Sheila opened the folder, scanning the list. Twenty-three addresses. Twenty-three possibilities.

"Any of these residents ever give you trouble?" she asked Riggs. "Complaints, threats, unusual behavior?"

"A few don't appreciate our work," Riggs admitted.

"Old-timers who think we're outsiders causing trouble.

But nothing violent." She leaned over Sheila's shoulder, pointing to several addresses.

"These ones worry me though. Properties that keep changing hands, or where we're not sure who lives there. "

Finn joined them, studying the list. "We'll need teams to check each location. But we have to be careful—if Whitman sees us coming..."

He didn't finish the thought. They all knew what could happen if Peter felt cornered.

"I can help," Riggs said. "My people know these roads, these houses. We've been documenting everything up here for months."

Sheila considered this. Having the protesters' local knowledge could be valuable, but involving civilians in a potential manhunt was risky.

"What about utility records?" Finn asked. "Any of these houses showing unusual power consumption? Water usage?"

Riggs shook her head. "Most are off the grid. Solar panels, well water. It's why people choose to live up here—independence from the system."

Independence. Isolation. Perfect conditions for someone who'd learned to use darkness as a weapon.

Sheila pulled out her phone, calling dispatch. "I need every available deputy. And get Doc Sullivan up here—he might be able to help us narrow down which of these properties could connect to the old mine system."

As she coordinated the response, her mind kept returning to the Whitman house. To those photos of a young boy in chains, smiling at the camera. To the cross that had been passed from father to son, transformed from a symbol of faith into something darker.
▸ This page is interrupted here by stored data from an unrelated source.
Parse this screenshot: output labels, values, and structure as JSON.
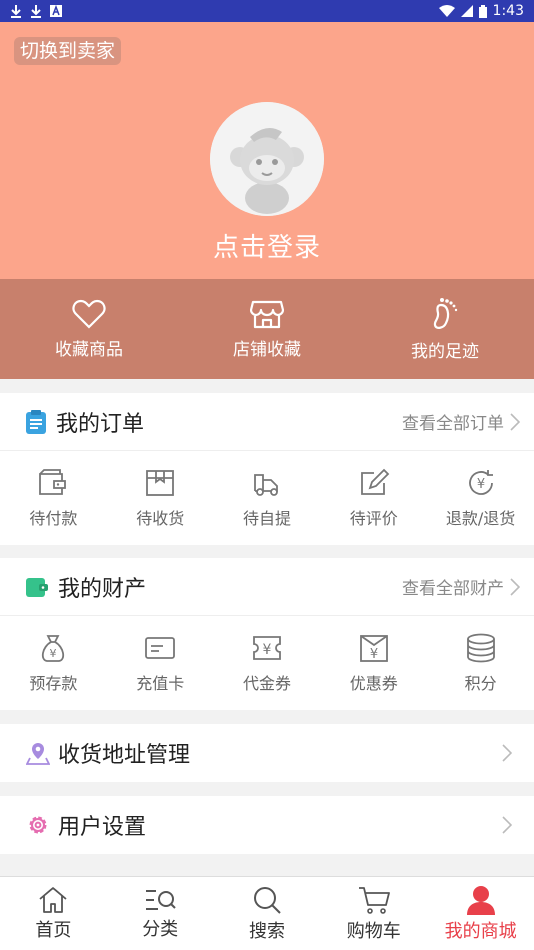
{
  "status_bar": {
    "time": "1:43",
    "icons_left": [
      "download-icon",
      "download-icon",
      "a-icon"
    ],
    "icons_right": [
      "wifi-icon",
      "signal-icon",
      "battery-icon"
    ]
  },
  "header": {
    "switch_label": "切换到卖家",
    "login_label": "点击登录",
    "bg_color": "#fca58b"
  },
  "quick": [
    {
      "label": "收藏商品",
      "icon": "heart-icon"
    },
    {
      "label": "店铺收藏",
      "icon": "shop-icon"
    },
    {
      "label": "我的足迹",
      "icon": "footprint-icon"
    }
  ],
  "orders": {
    "title": "我的订单",
    "more": "查看全部订单",
    "items": [
      {
        "label": "待付款",
        "icon": "wallet-icon"
      },
      {
        "label": "待收货",
        "icon": "box-icon"
      },
      {
        "label": "待自提",
        "icon": "truck-icon"
      },
      {
        "label": "待评价",
        "icon": "edit-icon"
      },
      {
        "label": "退款/退货",
        "icon": "refund-icon"
      }
    ]
  },
  "assets": {
    "title": "我的财产",
    "more": "查看全部财产",
    "items": [
      {
        "label": "预存款",
        "icon": "money-bag-icon"
      },
      {
        "label": "充值卡",
        "icon": "card-icon"
      },
      {
        "label": "代金券",
        "icon": "voucher-icon"
      },
      {
        "label": "优惠券",
        "icon": "coupon-icon"
      },
      {
        "label": "积分",
        "icon": "coins-icon"
      }
    ]
  },
  "address": {
    "title": "收货地址管理"
  },
  "settings": {
    "title": "用户设置"
  },
  "nav": [
    {
      "label": "首页",
      "icon": "home-icon"
    },
    {
      "label": "分类",
      "icon": "category-icon"
    },
    {
      "label": "搜索",
      "icon": "search-icon"
    },
    {
      "label": "购物车",
      "icon": "cart-icon"
    },
    {
      "label": "我的商城",
      "icon": "user-icon",
      "active": true
    }
  ],
  "colors": {
    "accent": "#e8404a",
    "status_bar": "#2f3bb0",
    "quickbar": "#c8806c"
  }
}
Somewhere on this mountain, in one of these twenty-three houses, he was continuing his father's work.

But something about this didn't align with what they knew about him.

Sheila's hands tightened on the steering wheel as her mind raced through the possibilities.
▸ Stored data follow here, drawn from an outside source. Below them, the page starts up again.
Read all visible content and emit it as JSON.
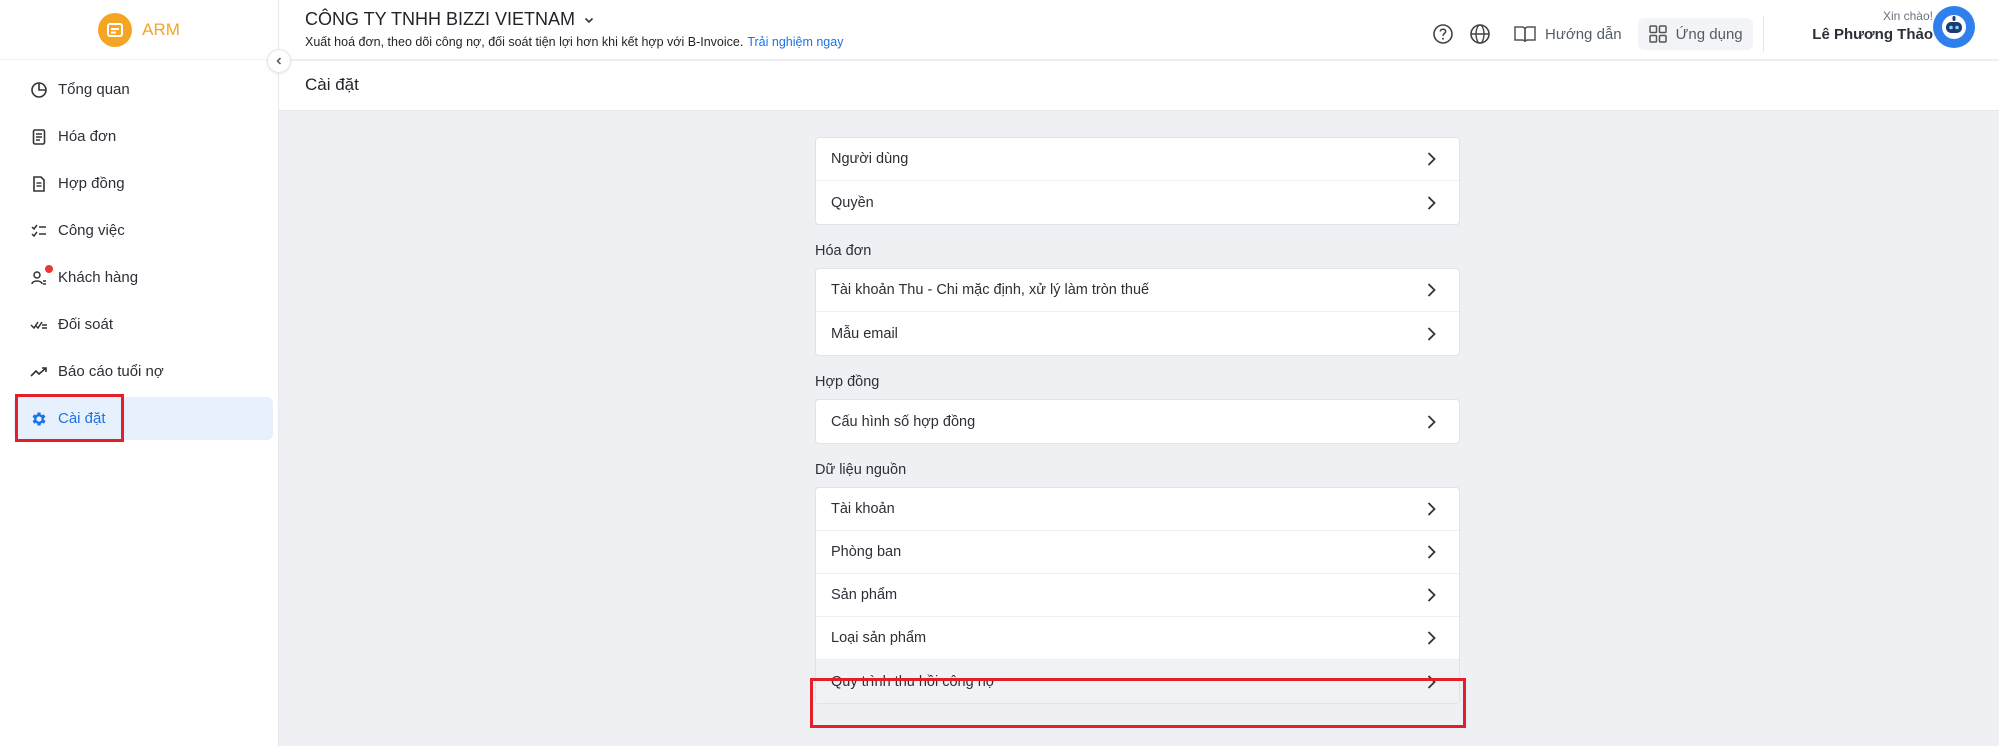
{
  "app": {
    "logo_text": "ARM"
  },
  "sidebar": {
    "items": [
      {
        "label": "Tổng quan",
        "icon": "pie-chart-icon"
      },
      {
        "label": "Hóa đơn",
        "icon": "invoice-icon"
      },
      {
        "label": "Hợp đồng",
        "icon": "document-icon"
      },
      {
        "label": "Công việc",
        "icon": "checklist-icon"
      },
      {
        "label": "Khách hàng",
        "icon": "customers-icon",
        "badge": true
      },
      {
        "label": "Đối soát",
        "icon": "reconcile-icon"
      },
      {
        "label": "Báo cáo tuổi nợ",
        "icon": "trend-up-icon"
      },
      {
        "label": "Cài đặt",
        "icon": "gear-icon",
        "active": true
      }
    ]
  },
  "header": {
    "company_name": "CÔNG TY TNHH BIZZI VIETNAM",
    "promo_text": "Xuất hoá đơn, theo dõi công nợ, đối soát tiện lợi hơn khi kết hợp với B-Invoice.",
    "promo_link": "Trải nghiệm ngay",
    "guide_label": "Hướng dẫn",
    "apps_label": "Ứng dụng",
    "greeting": "Xin chào!",
    "user_name": "Lê Phương Thảo"
  },
  "page": {
    "title": "Cài đặt"
  },
  "settings": {
    "general": [
      "Người dùng",
      "Quyền"
    ],
    "invoice": {
      "title": "Hóa đơn",
      "items": [
        "Tài khoản Thu - Chi mặc định, xử lý làm tròn thuế",
        "Mẫu email"
      ]
    },
    "contract": {
      "title": "Hợp đồng",
      "items": [
        "Cấu hình số hợp đồng"
      ]
    },
    "source_data": {
      "title": "Dữ liệu nguồn",
      "items": [
        "Tài khoản",
        "Phòng ban",
        "Sản phẩm",
        "Loại sản phẩm",
        "Quy trình thu hồi công nợ"
      ]
    }
  },
  "colors": {
    "accent": "#1a73e8",
    "brand": "#f5a524",
    "highlight": "#e3202a"
  }
}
The killer had always used the mines themselves as his classroom, his sanctuary.

He chose his victims at the entrances, letting the darkness do most of his work.

Taking Michelle directly from the surface felt wrong.
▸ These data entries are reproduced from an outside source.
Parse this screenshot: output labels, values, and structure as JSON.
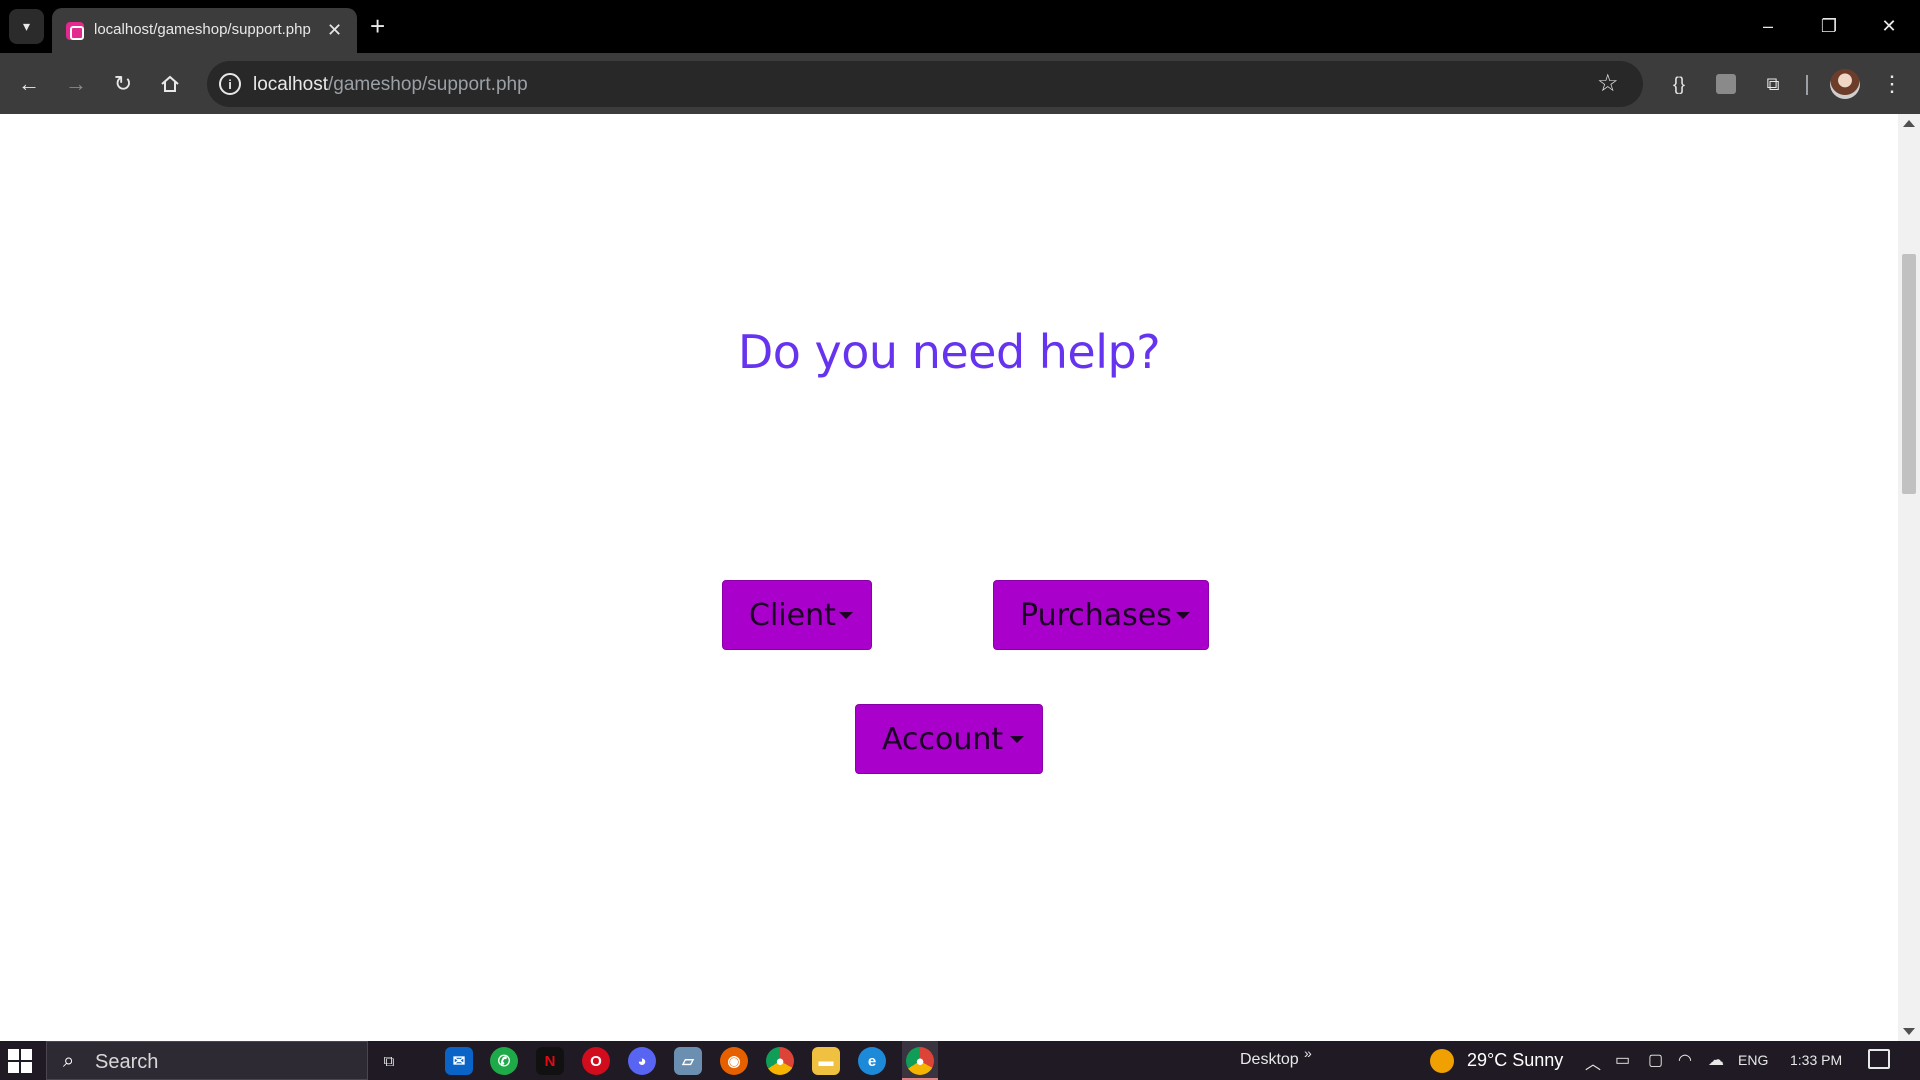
{
  "browser": {
    "tab_title": "localhost/gameshop/support.php",
    "tab_close": "✕",
    "new_tab": "+",
    "url_host": "localhost",
    "url_path": "/gameshop/support.php",
    "window_controls": {
      "minimize": "–",
      "restore": "❐",
      "close": "✕"
    }
  },
  "page": {
    "heading": "Do you need help?",
    "heading_color": "#6633ee",
    "button_color": "#aa00cc",
    "dropdowns": [
      {
        "label": "Client"
      },
      {
        "label": "Purchases"
      },
      {
        "label": "Account"
      }
    ]
  },
  "taskbar": {
    "search_label": "Search",
    "desktop_label": "Desktop",
    "weather": "29°C  Sunny",
    "language": "ENG",
    "time": "1:33 PM",
    "apps": [
      "task-view",
      "mail",
      "whatsapp",
      "netflix",
      "opera",
      "discord",
      "files-app",
      "firefox",
      "chrome",
      "file-explorer",
      "edge",
      "chrome-active"
    ]
  }
}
A cold realization settled over her. "He's adapting," she said quietly. "He knows we've been monitoring the mine entrances."

"Which makes him even more unpredictable," Finn said.

"And more likely to make a mistake. Hopefully, one that will lead to his arrest."

But which house was his? And how many hours did they have before Michelle Waring became another lesson in his twisted gospel of darkness?